DÜNYANIN EN KÖTÜ SİSTEMİ

Gelişmiş ülkelerle kıyaslandığında Türkiye’de okuma yazmaya yeterli önem ve teşvikin verilmediğini ifade eden Gürbüzatik, “Bu konuda öncelikle ulaşılabilir kütüphane sayımıza bakmamız yeterli. Çocukların, ailelerin gittiği, öğrencilerin araştırma yaptığı semt, okul kütüphanelerin sayısına, okullarımızdaki eğitime bakın. Evlerdeki kitaplıklara, kitapevlerinde satılan kitapların kalitesine bakın.  Dünyanın en geri eğitim sistemini uyguluyor üstelik her yıl o sistemi daha da kötüleştiriyoruz. Müfredat düşünmeye değil ezberci dini eğitime eğilimli. Öğretmen açığı bir yana ironik biçimde sayılarının yüz binleri aştığı söylenen genç öğretmen adayı atanmayı bekliyor.
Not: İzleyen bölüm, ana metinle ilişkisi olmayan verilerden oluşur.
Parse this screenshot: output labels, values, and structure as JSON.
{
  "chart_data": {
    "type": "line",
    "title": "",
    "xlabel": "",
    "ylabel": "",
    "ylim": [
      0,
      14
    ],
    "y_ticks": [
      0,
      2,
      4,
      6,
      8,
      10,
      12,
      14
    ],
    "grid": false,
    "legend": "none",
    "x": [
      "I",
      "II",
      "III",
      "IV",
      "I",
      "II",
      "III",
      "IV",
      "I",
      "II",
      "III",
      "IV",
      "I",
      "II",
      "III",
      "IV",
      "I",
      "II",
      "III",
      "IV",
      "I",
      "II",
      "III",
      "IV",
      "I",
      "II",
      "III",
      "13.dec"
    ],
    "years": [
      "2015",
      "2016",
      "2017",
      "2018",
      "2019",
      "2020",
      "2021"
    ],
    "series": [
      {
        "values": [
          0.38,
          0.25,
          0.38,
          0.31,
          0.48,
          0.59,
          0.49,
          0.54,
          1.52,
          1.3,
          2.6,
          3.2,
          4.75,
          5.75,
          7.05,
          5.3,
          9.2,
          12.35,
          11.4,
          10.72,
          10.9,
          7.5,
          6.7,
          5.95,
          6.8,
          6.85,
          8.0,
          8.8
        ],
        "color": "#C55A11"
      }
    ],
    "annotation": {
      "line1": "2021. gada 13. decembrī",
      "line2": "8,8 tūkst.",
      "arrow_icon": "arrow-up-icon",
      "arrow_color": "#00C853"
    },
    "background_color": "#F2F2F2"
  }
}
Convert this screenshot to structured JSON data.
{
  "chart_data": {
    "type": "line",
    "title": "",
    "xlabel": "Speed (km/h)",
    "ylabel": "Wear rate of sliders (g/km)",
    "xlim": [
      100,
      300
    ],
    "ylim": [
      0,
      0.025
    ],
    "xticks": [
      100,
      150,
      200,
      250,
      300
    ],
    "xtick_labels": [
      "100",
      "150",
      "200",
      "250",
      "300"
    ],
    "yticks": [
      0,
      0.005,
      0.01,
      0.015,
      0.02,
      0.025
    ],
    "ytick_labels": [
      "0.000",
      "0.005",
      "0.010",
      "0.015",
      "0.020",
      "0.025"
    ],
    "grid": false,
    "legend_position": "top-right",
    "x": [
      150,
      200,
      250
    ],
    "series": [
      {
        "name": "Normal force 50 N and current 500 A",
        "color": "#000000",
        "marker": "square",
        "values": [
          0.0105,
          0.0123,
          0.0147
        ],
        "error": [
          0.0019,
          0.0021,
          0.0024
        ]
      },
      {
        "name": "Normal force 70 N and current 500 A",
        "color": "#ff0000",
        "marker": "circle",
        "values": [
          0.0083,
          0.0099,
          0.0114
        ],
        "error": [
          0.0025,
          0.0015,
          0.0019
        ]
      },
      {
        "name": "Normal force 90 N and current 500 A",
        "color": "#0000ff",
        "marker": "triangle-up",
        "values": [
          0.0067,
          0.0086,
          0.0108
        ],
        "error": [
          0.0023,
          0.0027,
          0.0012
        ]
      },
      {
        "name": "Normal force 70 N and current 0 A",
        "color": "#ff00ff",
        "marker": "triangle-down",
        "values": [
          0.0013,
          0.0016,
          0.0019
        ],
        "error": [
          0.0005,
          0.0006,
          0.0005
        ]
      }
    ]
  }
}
Yüzlercesi meslekten uzaklaştırılıyor.  Öğretmenlerin de yeterli eğitim donanımlı ve moralde olduğu söylenemez” açıklamasını yaptı.

TABLET EĞİTİMİ

Türkiye’de eğitim eşitliği ve birliğinin bulunmadığını ifade eden Gürbüzatik şunları söyledi: “Çoktan İmam-hatipleşmiş, hala dönüştürülmeye çalışılan okullarımız sıralarını bekliyor. Ama diyeceksiniz ki çocukların google amcaları, tabletli eğitim var. Ya içerik, sistem, uygulama, ezberci eğitim? Okuduğu kitapta yazılanları anlamayan, düşünmeyen okurlardan söz ediyoruz artık. Felsefe dersleri okullardan uzak ‘Felsefe, şeytanla sohbettir’ diyen insanların sözüne inanan bir kesim nesil var artık karşımızda. Onların ne okuduğunu merak etmiyor musunuz? Sorgulamayan, aklını kullanıp da okuduğunu anlamayan, düşünmeyenlerin aydınlanacağı düşünülebilir mi? Kitap ve yazar seçme bilgisinden yoksun, okuma alışkanlığı olmayan, kendisine empoze edileni okuyan bir okur kesimi var karşımızda.  Eee o zaman iş daha da karışıyor. Çocuklarda okuma alışkanlığı yok derken anneleri, babaları okuyor mu diye bir başka soru sorarız o zaman.  Birkaç büyük şehir, iyi eğitim veren birkaç okulla, kitap okuma katsayısını sınırlandırmak doğru olmaz. Okuma teşvik ediliyor gibi görünse de ne eğitimde ne de aile ortamında yaygın,  istekli bir uygulama yok.”